Abstract

Although research findings show that the personal memories of people who are depressed are characterized by sparse episodic detail, under some circumstances, the opposite pattern emerges. Specifically, a recent study (Salmon et al., 2021) has shown that for community youth, greater episodic detail in a highly self-relevant narrative (a life turning point) predicted increased depressive symptoms concurrently and one year later. In a new longitudinal study of young people (N = 320 at Time 1, M = 16.9 years; 81% female) followed up over six months, we aimed to replicate and extend this finding. In Study A, we compared the turning point with a narrative about a conflict event, to establish whether the detail in a turning point memory uniquely predicted depressive symptoms. Supporting the first hypothesis, at both time-points, greater episodic detail was concurrently positively associated with depressive symptoms for turning point narratives only.
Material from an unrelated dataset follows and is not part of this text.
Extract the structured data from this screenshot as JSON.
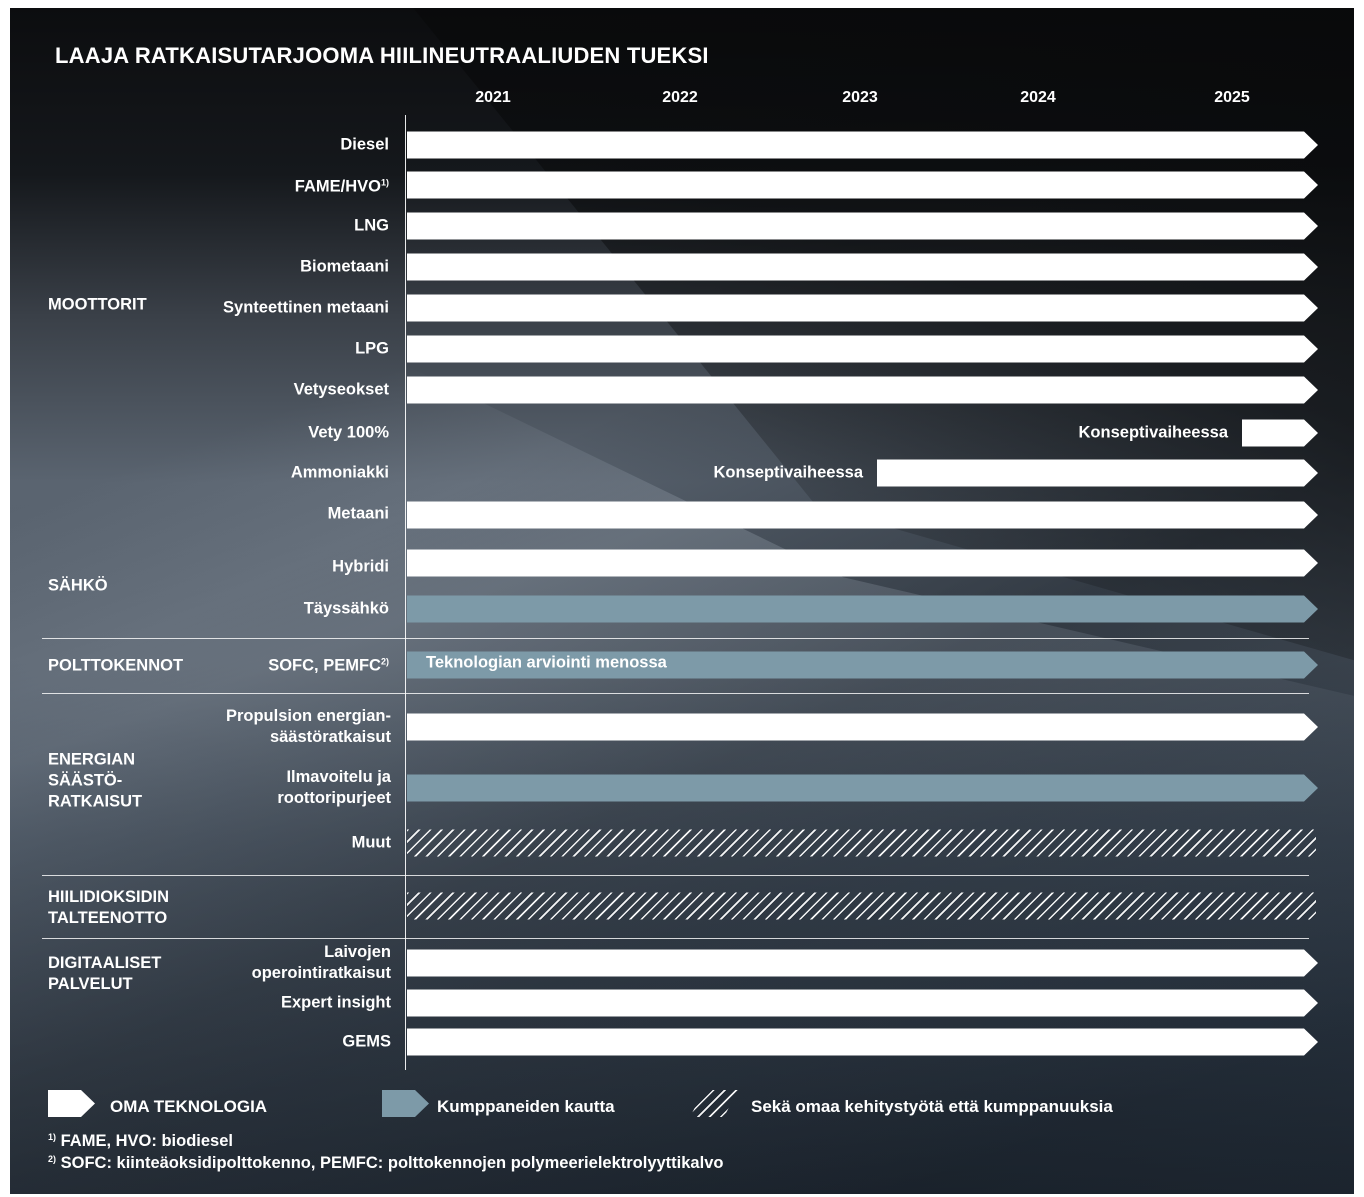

Contrary to our second hypothesis, greater detail did not predict increased depressive symptoms longitudinally. The reverse pattern was significant, however, in that greater initial depressive symptoms predicted greater detail uniquely in the turning point narrative six months later. In Study B, we determined that the concurrent association between episodic detail and depressive symptoms in turning points (but not conflict events) was exacerbated by linguistic markers of self-focus (greater I-talk and lower distancing language). These findings suggest that greater detail in a turning point narrative may uniquely signify risk of psychological distress when youth narrate the experience with heightened self-focus.